Produser Esok Tanpa Ibu, Shanty menegaskan film ini berangkat dari kegelisahan yang sama, ruang keluarga yang mulai “direbut” oleh teknologi. “Kita bertanya, hubungan antar manusia dalam keluarga itu masih akan bisa bertahan di era teknologi yang kadang-kadang mencuri kualitas kita satu sama lain,” kata Shanty.
Film ini menempatkan hubungan anak–ibu–ayah dalam konteks traumatik kehilangan, sekaligus memperlihatkan bagaimana kecerdasan buatan berperan dalam kekosongan emosional manusia.

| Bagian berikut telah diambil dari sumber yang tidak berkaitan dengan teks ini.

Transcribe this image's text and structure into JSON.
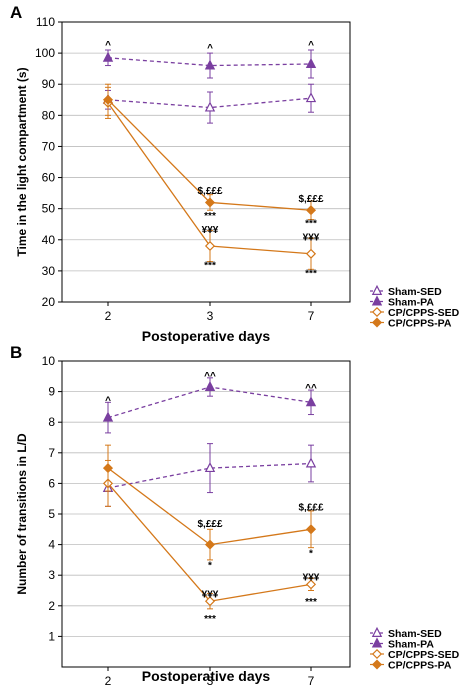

Tema itu diperlihatkan lewat karakter Rama, seorang remaja yang kehilangan ibu dan menemukan “pengganti” dalam bentuk AI.
Sang Sutradara, Ho Wi Ding menyebut pengalaman bekerja dengan para pemain Indonesia sebagai hal yang sangat membantu, terutama karena ia harus mengarahkan dalam bahasa yang bukan bahasa sehari-harinya. “Saya harus bergantung pada mereka untuk memberi saya input. Saya harus percaya pada mereka untuk memastikan mereka tahu bahwa ini material yang bagus,” kata Wi Ding.
Setelah tampil di Busan International Film Festival dan JAFF, Esok Tanpa Ibu akan tayang serentak di bioskop Indonesia mulai 22 Januari 2026.